How can the "Try"ing team, the one that just scored a
touchdown, score a safety on the try?

In college football, you can take a free kick off of a tee.

A free kick is almost the same as a kickoff. The opposing team can run it back for a score and the kicking team can recover the ball after it has travelled 10 yards.

As for the 1-point defensive safety, it doesn’t crop up too much. In the NFL, you can pretty much only get it this way. On a 2-point try, team A tries to run the ball in, but fumbles on the 1. The fumbling player tries to pick it up, but the defense intentionally bats the ball back out of the end zone. This is a penalty, which if it happened during regular play, would be a 2-point safety. Since it is on an extra point, it is only a 1-point safety.

In college football, since the extra point attempts can be returned by the defense for a score, there are more ways for a safety to be recorded. The defense could intercept a pass in the field of play and then run back into the end zone and be tackled. If so, this would be a 1-point safety.

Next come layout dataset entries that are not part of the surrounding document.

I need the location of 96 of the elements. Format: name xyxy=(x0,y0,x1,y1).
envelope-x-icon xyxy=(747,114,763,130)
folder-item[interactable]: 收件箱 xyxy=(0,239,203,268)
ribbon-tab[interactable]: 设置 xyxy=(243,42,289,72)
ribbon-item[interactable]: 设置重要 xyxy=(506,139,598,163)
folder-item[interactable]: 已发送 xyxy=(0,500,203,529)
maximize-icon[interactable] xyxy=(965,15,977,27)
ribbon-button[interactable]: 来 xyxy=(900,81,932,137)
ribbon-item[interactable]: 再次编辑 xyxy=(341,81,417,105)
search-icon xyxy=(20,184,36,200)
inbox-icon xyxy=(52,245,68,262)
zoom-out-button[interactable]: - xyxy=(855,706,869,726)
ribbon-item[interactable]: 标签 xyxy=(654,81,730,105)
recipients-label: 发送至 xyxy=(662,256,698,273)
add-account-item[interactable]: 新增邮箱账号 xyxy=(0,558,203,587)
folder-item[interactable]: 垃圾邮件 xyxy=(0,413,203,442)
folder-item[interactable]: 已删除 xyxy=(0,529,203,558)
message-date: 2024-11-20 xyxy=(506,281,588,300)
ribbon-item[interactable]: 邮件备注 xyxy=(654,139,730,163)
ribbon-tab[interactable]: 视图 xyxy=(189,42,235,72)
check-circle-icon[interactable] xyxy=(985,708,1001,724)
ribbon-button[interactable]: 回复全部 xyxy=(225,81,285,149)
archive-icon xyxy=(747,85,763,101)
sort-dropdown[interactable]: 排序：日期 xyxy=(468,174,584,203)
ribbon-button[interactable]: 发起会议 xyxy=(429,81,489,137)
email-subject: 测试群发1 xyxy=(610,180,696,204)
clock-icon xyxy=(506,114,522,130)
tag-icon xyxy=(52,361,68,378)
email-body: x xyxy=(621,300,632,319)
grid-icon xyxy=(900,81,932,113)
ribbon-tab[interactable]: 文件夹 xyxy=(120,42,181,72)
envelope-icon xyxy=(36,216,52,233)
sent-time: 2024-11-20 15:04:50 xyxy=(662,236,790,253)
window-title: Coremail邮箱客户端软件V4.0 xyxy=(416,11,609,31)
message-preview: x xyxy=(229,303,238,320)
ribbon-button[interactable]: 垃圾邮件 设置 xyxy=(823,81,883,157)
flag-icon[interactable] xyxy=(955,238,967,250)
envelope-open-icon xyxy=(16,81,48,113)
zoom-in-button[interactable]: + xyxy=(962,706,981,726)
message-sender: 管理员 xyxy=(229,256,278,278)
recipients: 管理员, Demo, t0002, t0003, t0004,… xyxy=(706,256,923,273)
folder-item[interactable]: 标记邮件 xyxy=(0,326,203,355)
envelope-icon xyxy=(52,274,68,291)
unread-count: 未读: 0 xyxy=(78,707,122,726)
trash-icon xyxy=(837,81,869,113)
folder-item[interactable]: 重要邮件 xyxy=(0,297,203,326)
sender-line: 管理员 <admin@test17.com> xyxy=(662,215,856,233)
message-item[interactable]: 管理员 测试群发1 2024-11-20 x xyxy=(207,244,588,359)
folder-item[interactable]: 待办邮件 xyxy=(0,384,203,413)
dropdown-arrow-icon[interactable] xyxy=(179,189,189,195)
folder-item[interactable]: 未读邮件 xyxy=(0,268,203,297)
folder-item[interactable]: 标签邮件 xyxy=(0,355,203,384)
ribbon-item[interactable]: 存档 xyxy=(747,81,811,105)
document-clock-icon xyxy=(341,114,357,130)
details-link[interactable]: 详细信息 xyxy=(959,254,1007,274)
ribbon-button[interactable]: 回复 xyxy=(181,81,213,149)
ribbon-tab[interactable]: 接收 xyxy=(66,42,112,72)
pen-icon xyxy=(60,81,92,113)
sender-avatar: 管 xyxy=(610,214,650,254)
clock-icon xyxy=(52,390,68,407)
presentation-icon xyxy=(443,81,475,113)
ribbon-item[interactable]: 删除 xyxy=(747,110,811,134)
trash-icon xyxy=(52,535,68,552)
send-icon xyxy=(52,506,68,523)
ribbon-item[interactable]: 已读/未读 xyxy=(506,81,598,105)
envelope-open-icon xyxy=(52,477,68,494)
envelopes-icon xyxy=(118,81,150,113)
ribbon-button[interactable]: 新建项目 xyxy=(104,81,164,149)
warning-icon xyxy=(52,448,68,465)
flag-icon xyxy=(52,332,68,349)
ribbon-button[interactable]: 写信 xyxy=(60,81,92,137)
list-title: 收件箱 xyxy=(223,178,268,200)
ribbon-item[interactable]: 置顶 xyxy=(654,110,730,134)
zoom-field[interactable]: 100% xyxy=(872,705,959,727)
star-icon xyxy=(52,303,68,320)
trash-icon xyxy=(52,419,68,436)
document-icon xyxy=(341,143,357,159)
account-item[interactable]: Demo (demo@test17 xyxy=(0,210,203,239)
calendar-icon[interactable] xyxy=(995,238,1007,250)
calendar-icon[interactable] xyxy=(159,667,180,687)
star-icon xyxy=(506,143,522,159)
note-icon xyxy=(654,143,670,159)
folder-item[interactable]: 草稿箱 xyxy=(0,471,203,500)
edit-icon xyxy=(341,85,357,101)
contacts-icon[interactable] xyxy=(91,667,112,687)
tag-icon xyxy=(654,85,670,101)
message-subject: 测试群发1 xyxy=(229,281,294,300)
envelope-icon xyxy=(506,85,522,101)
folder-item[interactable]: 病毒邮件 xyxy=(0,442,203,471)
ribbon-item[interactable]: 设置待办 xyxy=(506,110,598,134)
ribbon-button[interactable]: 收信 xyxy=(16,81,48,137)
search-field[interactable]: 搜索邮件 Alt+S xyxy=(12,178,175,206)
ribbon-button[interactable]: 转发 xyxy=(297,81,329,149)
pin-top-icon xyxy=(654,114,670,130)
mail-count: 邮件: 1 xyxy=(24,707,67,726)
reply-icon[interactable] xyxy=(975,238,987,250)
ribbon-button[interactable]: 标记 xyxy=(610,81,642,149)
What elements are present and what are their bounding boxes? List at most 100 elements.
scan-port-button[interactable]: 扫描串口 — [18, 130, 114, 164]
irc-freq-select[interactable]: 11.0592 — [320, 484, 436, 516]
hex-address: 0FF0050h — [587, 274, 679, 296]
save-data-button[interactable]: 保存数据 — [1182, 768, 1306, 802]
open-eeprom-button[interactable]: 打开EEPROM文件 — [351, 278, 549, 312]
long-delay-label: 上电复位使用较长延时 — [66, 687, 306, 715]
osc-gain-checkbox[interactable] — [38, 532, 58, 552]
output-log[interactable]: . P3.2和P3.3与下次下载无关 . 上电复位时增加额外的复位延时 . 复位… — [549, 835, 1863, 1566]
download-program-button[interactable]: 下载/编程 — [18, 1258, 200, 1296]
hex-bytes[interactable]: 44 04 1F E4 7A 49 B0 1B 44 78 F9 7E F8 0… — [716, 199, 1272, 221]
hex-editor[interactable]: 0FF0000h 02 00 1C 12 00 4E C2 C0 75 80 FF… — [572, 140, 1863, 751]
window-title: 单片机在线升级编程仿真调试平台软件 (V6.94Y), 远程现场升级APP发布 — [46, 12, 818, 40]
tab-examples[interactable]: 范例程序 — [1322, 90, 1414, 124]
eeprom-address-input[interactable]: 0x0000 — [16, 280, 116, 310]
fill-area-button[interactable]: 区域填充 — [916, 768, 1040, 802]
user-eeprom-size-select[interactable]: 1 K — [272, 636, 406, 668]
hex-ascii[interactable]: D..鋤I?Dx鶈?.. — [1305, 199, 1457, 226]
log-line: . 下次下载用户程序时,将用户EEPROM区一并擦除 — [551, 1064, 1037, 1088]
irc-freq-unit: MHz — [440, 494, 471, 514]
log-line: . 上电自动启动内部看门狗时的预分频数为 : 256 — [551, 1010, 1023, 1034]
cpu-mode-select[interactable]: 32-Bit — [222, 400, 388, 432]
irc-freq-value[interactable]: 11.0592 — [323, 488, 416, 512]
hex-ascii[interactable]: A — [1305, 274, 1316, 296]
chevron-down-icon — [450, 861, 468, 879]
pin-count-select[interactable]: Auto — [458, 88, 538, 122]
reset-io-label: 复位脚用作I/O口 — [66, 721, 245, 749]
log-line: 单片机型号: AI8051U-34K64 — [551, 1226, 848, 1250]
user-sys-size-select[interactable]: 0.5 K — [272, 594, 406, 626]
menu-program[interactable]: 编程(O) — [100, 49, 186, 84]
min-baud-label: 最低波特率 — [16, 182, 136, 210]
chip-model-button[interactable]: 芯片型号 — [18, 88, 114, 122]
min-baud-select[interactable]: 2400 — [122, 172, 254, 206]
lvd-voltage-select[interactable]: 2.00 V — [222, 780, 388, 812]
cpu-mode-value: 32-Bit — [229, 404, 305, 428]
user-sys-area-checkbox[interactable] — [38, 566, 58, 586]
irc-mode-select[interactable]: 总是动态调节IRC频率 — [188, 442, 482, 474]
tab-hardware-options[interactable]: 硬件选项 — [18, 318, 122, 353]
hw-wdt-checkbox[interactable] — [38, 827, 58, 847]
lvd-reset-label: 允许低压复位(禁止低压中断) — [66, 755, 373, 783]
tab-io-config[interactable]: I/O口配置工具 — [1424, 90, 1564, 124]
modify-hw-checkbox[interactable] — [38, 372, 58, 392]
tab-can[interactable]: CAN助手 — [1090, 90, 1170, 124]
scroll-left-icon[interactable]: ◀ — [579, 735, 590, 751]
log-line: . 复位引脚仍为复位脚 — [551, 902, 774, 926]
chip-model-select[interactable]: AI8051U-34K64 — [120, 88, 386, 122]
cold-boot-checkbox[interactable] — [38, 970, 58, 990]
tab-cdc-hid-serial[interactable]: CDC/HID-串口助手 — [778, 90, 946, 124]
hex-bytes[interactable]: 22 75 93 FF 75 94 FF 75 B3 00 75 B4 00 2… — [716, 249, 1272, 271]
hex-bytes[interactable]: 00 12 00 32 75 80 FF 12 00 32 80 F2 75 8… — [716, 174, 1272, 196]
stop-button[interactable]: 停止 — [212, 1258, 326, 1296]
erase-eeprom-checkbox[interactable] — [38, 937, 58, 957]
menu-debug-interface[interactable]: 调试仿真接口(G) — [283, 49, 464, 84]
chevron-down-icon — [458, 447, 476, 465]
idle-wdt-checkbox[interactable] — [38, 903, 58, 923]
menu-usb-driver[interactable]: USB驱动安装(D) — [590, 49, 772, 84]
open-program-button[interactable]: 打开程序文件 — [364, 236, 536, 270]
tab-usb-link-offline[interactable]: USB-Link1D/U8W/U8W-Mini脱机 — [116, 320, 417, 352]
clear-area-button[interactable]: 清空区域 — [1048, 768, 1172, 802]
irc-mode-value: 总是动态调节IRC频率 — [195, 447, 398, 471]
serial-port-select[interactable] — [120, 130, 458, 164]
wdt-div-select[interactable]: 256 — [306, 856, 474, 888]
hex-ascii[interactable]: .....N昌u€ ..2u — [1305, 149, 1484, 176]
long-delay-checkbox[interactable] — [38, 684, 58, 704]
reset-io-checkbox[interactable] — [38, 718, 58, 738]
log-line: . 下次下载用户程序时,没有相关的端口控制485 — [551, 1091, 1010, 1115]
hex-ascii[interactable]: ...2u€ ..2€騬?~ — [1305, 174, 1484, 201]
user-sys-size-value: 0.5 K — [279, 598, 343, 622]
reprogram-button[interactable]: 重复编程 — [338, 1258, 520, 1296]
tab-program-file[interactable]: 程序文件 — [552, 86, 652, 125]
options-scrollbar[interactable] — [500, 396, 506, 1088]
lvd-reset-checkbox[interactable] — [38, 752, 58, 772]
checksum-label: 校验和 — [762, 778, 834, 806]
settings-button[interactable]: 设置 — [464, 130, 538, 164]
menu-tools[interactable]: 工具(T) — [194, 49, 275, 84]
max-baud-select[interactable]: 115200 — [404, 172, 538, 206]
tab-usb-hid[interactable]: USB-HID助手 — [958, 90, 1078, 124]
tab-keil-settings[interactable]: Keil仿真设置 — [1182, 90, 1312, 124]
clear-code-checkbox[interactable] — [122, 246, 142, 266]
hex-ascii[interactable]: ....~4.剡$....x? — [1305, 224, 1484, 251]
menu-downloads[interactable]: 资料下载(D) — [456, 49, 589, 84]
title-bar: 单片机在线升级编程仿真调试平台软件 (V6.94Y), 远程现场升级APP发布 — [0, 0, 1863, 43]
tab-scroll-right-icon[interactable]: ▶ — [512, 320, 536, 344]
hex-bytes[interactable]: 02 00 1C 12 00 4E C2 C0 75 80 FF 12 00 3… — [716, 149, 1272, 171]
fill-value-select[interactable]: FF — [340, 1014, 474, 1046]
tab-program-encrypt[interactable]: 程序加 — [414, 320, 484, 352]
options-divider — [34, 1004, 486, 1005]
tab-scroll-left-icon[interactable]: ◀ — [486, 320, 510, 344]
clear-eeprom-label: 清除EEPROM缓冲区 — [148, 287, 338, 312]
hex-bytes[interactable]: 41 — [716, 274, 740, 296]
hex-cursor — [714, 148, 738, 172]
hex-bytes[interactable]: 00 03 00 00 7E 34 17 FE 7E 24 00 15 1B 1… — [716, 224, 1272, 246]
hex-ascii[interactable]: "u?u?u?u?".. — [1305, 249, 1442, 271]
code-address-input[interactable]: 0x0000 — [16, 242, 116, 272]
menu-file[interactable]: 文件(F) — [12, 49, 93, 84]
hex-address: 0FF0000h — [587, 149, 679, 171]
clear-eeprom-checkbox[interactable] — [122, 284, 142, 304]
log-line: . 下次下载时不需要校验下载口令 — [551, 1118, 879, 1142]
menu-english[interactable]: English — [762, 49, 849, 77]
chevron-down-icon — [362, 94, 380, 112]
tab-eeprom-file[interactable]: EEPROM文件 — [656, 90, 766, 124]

No, that just means that the kicking team can’t score with the free kick. If you placekick the ball through the goalposts, that’s not a field goal any more than if you do it on a normal kickoff (and Sebastian Janikowski, for instance, has done it a few times). Seems fair to me. That rule also doesn’t prevent the kicking team from scoring if they gain possession after the receiving team touches the ball; they just can’t do it with the kick itself.

Yet the rule I listed above calls a free kick a live ball. If it is live, why does the kicking team have to wait till it is touched by the receivers?

A free kick is live just like a kickoff. Once it travels 10 yards, anybody can pick it up and run with it and score. It doesn’t have to touch the receiving team if it travels 10 yards.

However, if you send your free kick through the goal posts all you get out of it is a touchback.

“Free kick” is a generic term referring to both kickoffs and kicks after safeties.

Punts and field goals fall under the umbrella of “scrimmage kicks”.

In the latter, the ball is not live beyond the line of scrimmage until the receiving team touches it.